Le nouvel article 3 vise ainsi à interdire la pratique mise en place par certains industriels consistant à prévoir un double étiquetage des dates limite de consommation des produits alimentaires selon qu’ils sont distribués sur le marché hexagonal ou sur le marché ultramarin. En effet, un produit peut actuellement avoir une DLC plus longue qu’un produit identique de même marque lorsqu’il est destiné à l’outre-mer.
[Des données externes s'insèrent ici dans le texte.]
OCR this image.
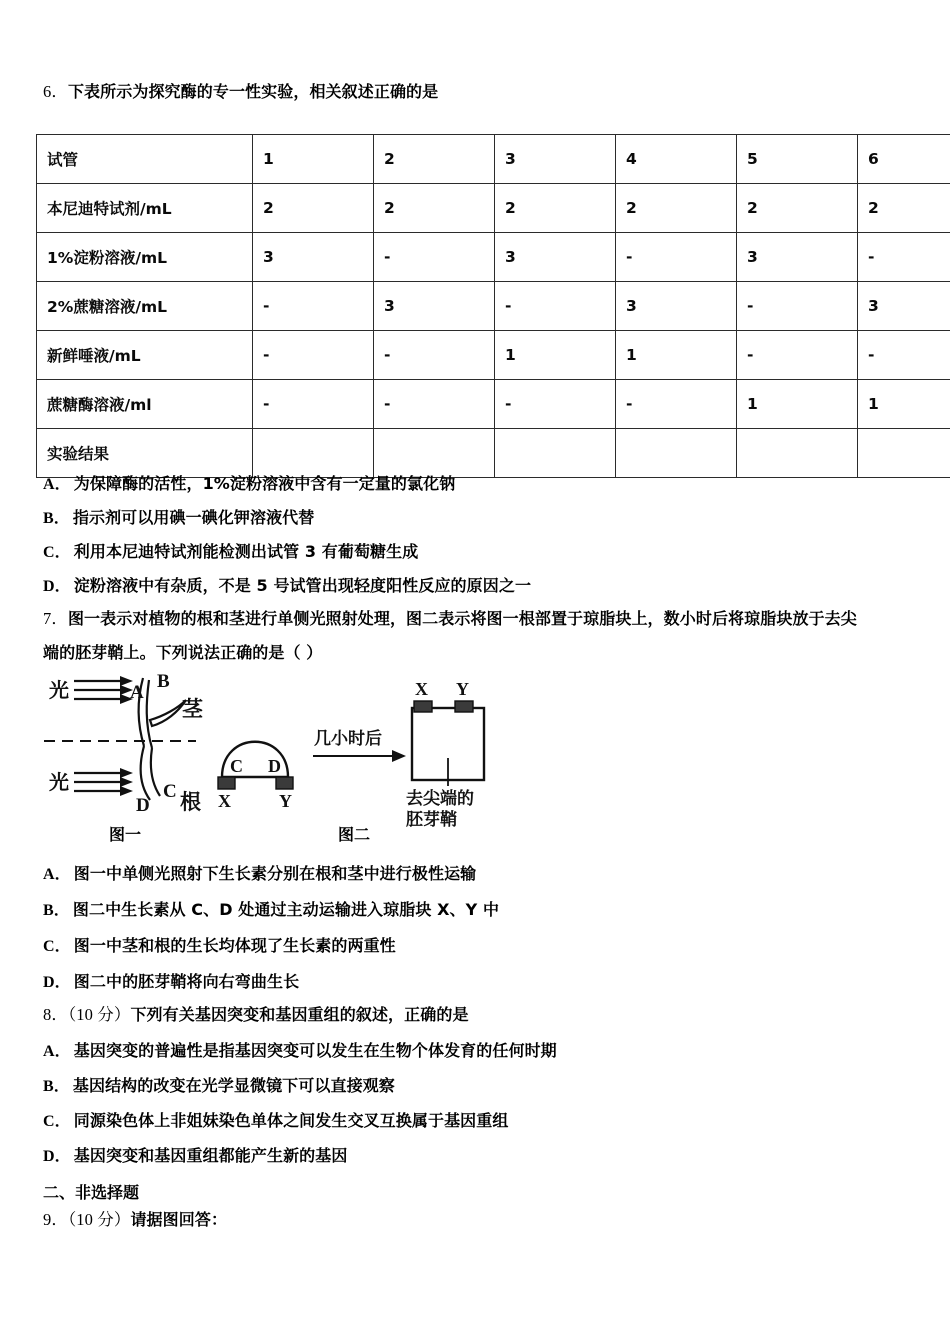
6．下表所示为探究酶的专一性实验，相关叙述正确的是
试管	1	2	3	4	5	6
本尼迪特试剂/mL	2	2	2	2	2	2
1%淀粉溶液/mL	3	-	3	-	3	-
2%蔗糖溶液/mL	-	3	-	3	-	3
新鲜唾液/mL	-	-	1	1	-	-
蔗糖酶溶液/ml	-	-	-	-	1	1
实验结果						
A． 为保障酶的活性，1%淀粉溶液中含有一定量的氯化钠
B． 指示剂可以用碘一碘化钾溶液代替
C． 利用本尼迪特试剂能检测出试管 3 有葡萄糖生成
D． 淀粉溶液中有杂质，不是 5 号试管出现轻度阳性反应的原因之一
7．图一表示对植物的根和茎进行单侧光照射处理，图二表示将图一根部置于琼脂块上，数小时后将琼脂块放于去尖
端的胚芽鞘上。下列说法正确的是（ ）
光
光
A
B
C
D
茎
根
C D
X	Y
几小时后
X Y
去尖端的
胚芽鞘
图一	图二
A． 图一中单侧光照射下生长素分别在根和茎中进行极性运输
B． 图二中生长素从 C、D 处通过主动运输进入琼脂块 X、Y 中
C． 图一中茎和根的生长均体现了生长素的两重性
D． 图二中的胚芽鞘将向右弯曲生长
8．（10 分）下列有关基因突变和基因重组的叙述，正确的是
A． 基因突变的普遍性是指基因突变可以发生在生物个体发育的任何时期
B． 基因结构的改变在光学显微镜下可以直接观察
C． 同源染色体上非姐妹染色单体之间发生交叉互换属于基因重组
D． 基因突变和基因重组都能产生新的基因
二、非选择题
9．（10 分）请据图回答：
Certains écarts relevés pour des yaourts peuvent même atteindre vingt-cinq jours.
Il s’agit à nos yeux d’un double scandale en termes de désinformation du consommateur : le consommateur ultramarin est amené à consommer des yaourts considérés comme périmés dans l’hexagone ; le consommateur hexagonal est quant à lui amené à jeter des yaourts considérés comme encore consommables outre-mer.
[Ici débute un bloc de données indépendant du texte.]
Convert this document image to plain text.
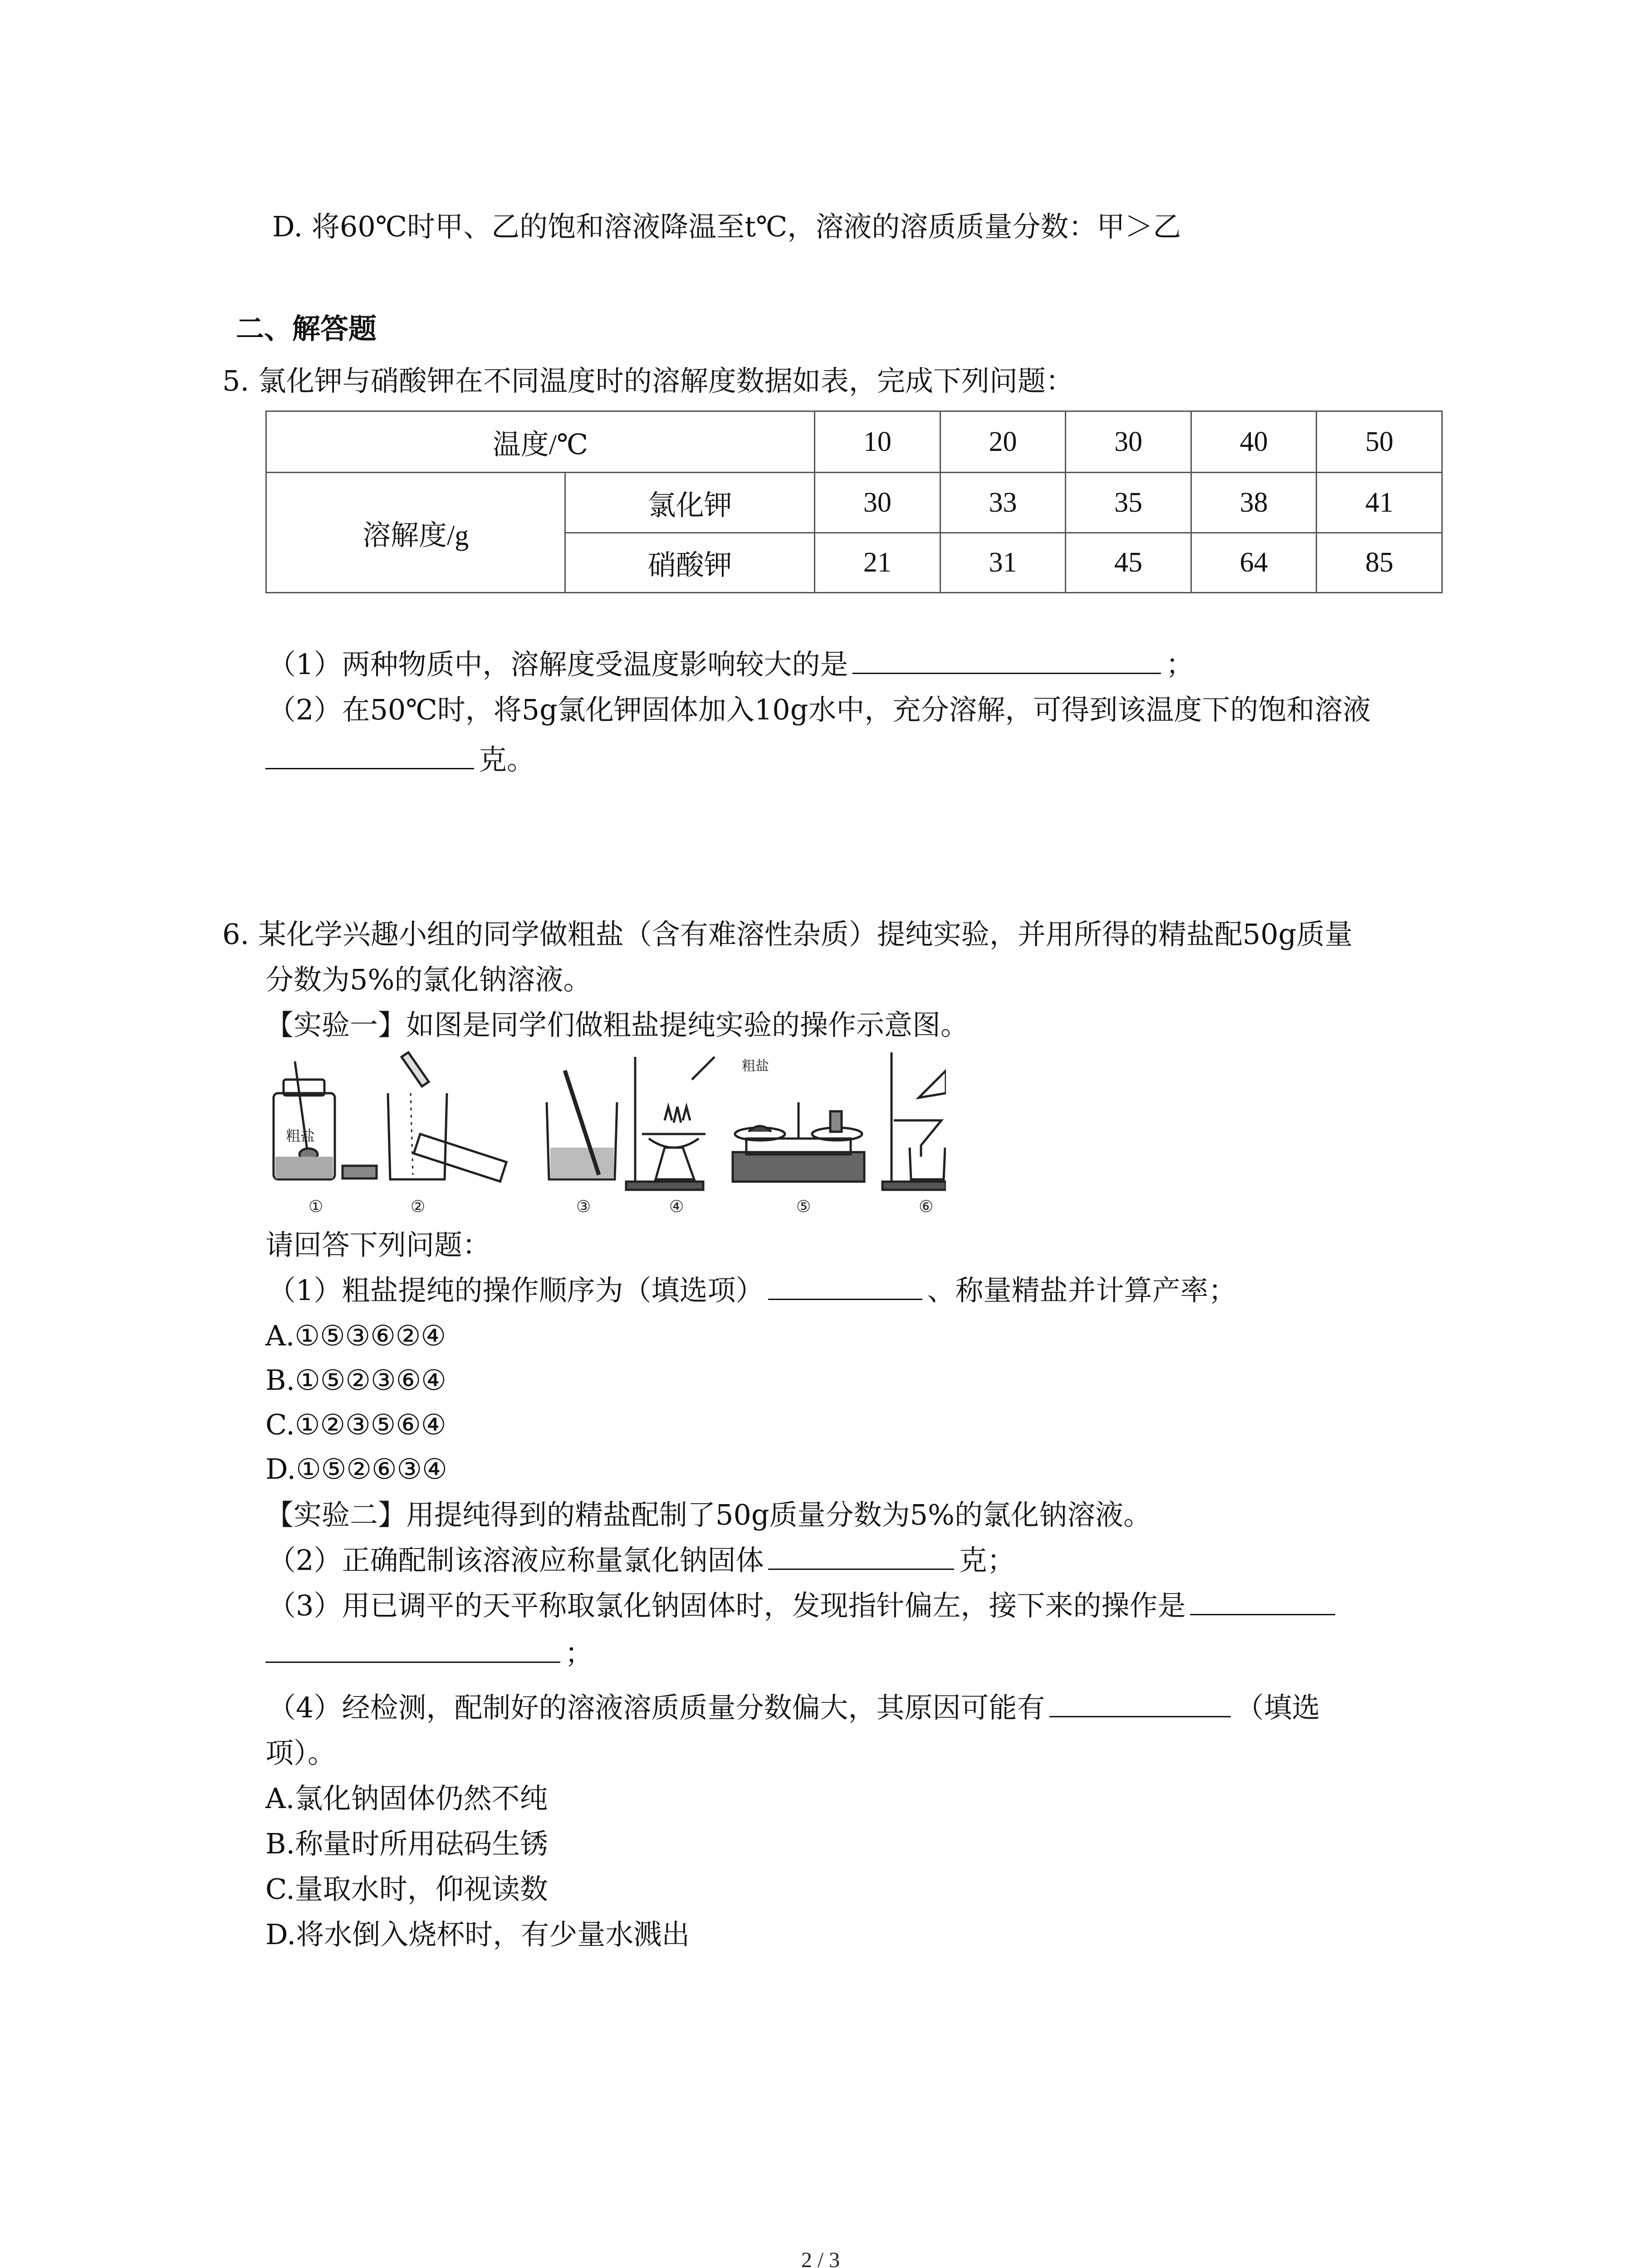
D. 将60℃时甲、乙的饱和溶液降温至t℃，溶液的溶质质量分数：甲＞乙
二、解答题
5. 氯化钾与硝酸钾在不同温度时的溶解度数据如表，完成下列问题：
温度/℃		10	20	30	40	50
溶解度/g	氯化钾	30	33	35	38	41
	硝酸钾	21	31	45	64	85
（1）两种物质中，溶解度受温度影响较大的是	；
（2）在50℃时，将5g氯化钾固体加入10g水中，充分溶解，可得到该温度下的饱和溶液
克。
6. 某化学兴趣小组的同学做粗盐（含有难溶性杂质）提纯实验，并用所得的精盐配50g质量
分数为5%的氯化钠溶液。
【实验一】如图是同学们做粗盐提纯实验的操作示意图。
粗盐
粗盐
①	②	③	④	⑤	⑥
请回答下列问题：
（1）粗盐提纯的操作顺序为（填选项）	、称量精盐并计算产率；
A.①⑤③⑥②④
B.①⑤②③⑥④
C.①②③⑤⑥④
D.①⑤②⑥③④
【实验二】用提纯得到的精盐配制了50g质量分数为5%的氯化钠溶液。
（2）正确配制该溶液应称量氯化钠固体	克；
（3）用已调平的天平称取氯化钠固体时，发现指针偏左，接下来的操作是
；
（4）经检测，配制好的溶液溶质质量分数偏大，其原因可能有	（填选
项）。
A.氯化钠固体仍然不纯
B.称量时所用砝码生锈
C.量取水时，仰视读数
D.将水倒入烧杯时，有少量水溅出
2 / 3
Je sais, monsieur le ministre chargé de l’agroalimentaire, que vous avez à cœur de lutter contre les gaspillages alimentaires. Vous ne manquerez donc pas, je suppose, de soutenir l’initiative prise par notre commission, qui vise simplement à rétablir une égalité de traitement entre les consommateurs.
Enfin, l’article 4 recevra également, je le crois, votre assentiment. Il est en effet apparu important à notre commission de favoriser la valorisation des ressources et de la production agricole locales, qui sont appelées à jouer un rôle crucial dans l’amélioration de la qualité nutritionnelle de l’offre alimentaire dans les territoires ultramarins.
La commission a donc souhaité contribuer à cet objectif en promouvant l’approvisionnement des sites de restauration collective par des circuits courts de distribution. L’article 4 rend donc obligatoire la prise en compte du critère de performance en matière de développement des approvisionnements directs en produits de l’agriculture dans l’attribution des marchés publics de restauration collective, alors que cela n’est actuellement que facultatif.
Enfin, le titre de la proposition de loi a été modifié afin de mieux refléter son contenu tel qu’il ressort des travaux de notre commission. C’est pourquoi celle-ci devrait désormais s’intituler « Proposition de loi visant à garantir la qualité de l’offre alimentaire en outre-mer ».
(…)
La proposition de Loi a été adoptée par l’Assemblée Nationale.